Mis fantasmas,aunque ocultos en los pliegues de la memoria, no son invisibles. puedo distinguir perfectamente sus ojos abiertos de par en par en la distancia de los años. Mi infancia fue solitaria, pero sobre todo silenciosa. Y cuando el silencio se instala en un cuerpo es muy difícil expulsarlo. Un proverbio judío sentencia: "Hay que guardarse bien del agua silenciosa, de un perro silencioso, y de un enemigo silencioso". En realidad, a menudo me encuentro añorando el sigilo de las tardes de verano o la quietud de las Navidades ante el fuego en casa de la madrina.
Ninguno de los libros que he leído, nadie que haya conocido, me ha podido hacer olvidar aquel silencio sincero y terrible, amplio y acogedor, sencillo y feliz, de mi infancia.
El deseo de escribir solo esconde las ganas de guarecerme nuevamente bajo un gran silencio, La certeza de constatar que todos los que hablan se equivocan. El asco que me producen algunas palabras.
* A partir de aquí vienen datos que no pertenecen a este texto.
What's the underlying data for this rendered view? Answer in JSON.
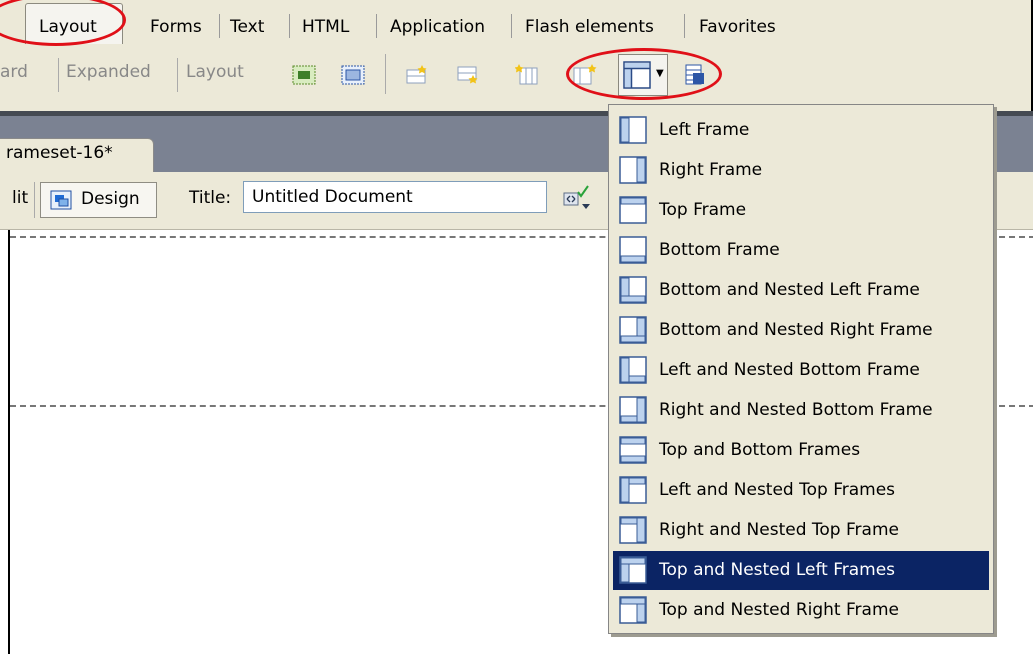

No hay nadie que sea feliz, porque el mar de silencios ahoga esta posibilidad. Convertido en una persona aislada y taciturna, busco con desasosiego el silencio que esconde cada palabra, la quietud en el fondo de las expresiones, la tranquilidad bajo el griterío con que nuestra cultura ha transformado la vida, quizás como una manera de recuperar aquel compás de espera. En fiestas huyo de la ciudad persiguiendo la placidez del mar.
No escucho palabras en la memoria, no recuerdo sonidos, ninguna música me evoca nada (mucho menos los villancicos), únicamente constato la persistente presencia de un vacío cruel y plácido que a menudo evoco en silencio, porque no hay nada que incite mas al calma que un reloj parado, un reloj adormecido.